From improving magnetic resonance imaging (MRI) techniques to increasing understanding of liver and prostate cancers, researchers at AHMU are advancing oncology research.
Yongqiang Yu, vice-president and director of medical imaging at AHMU, has been working to improve MRI techniques for oncology. In 2020, Yu and his team introduced a self-assembling multifunctional star-shaped polyprodrug molecule as an integrated therpeutic and diagnostic platform for glioma therapy. The molecule was able to cross the blood-brain barrier and deliver anticancer-drugs and contrast agents to glioma cells. They also investigated the enzyme-directed self-aggregation of superparamagnetic iron oxide nanoparticles to improve the efficiency of MRI T2 imaging-guided photothermal therapy.
Yuxian Shen’s team established that the enzyme, SYVN1 promoted degradation of a variant protein linked to SERPINA1/AAT-D, an autosomal recessive disorder, which leads to increased susceptibility to hepatocellular carcinoma (HCC), the most common type of liver cancer.

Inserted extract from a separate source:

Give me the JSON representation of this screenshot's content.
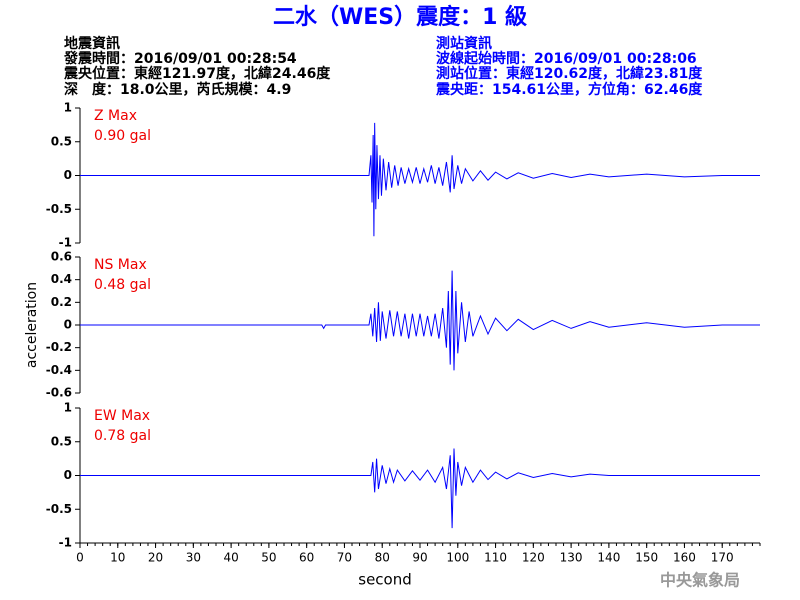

They also demonstrated that a protein called MANF, provided a link between endoplasmic reticulum stress (which occurs when proteins are misfolded), and liver inflammation, inhibiting the progression of HCC. A study on the pathogenesis of liver tumours led by Guoping Sun and Hua Wang examined how the endoplasmic reticulum stressed tumour cells and dysfunction of invariant natural killer T (iNKT) cells hinder treatment efficacy. It also suggested promoting lipid biosynthesis to augment the antitumour efficacy of iNKT cell-based immunotherapies.
Prostate cancer studies, led by researchers such as Chaozhao Liang, is another of AHMU’s strengths. Previous research had found that the N-Myc protein was over expressed in about 40% of neuroendocrine prostate cancer patients and up to 20% of castration-resistant prostate cancer patients, and drove disease progession and resistance to hormonal therapy. In 2019, Liang and his colleagues identified a N-Myc-regulated DNA damage response pathway (N-Myc/miR-421/ATM), that contributes to this. The team suggested a combination therapeutic strategy based on an ATM inhibitor and the hormone treatment, Enzalutamide, to combat this. Liang also led a project which designed and synthesized prostate-specific membrane antigen-targeted arsenic nanosheets, an inorganic metal-free nanoplatform, for prostate cancer therapy. The nanoplatform induced ferroptosis and overrode chemotherapeutic resistance in both in vitro, and in vivo mouse studies.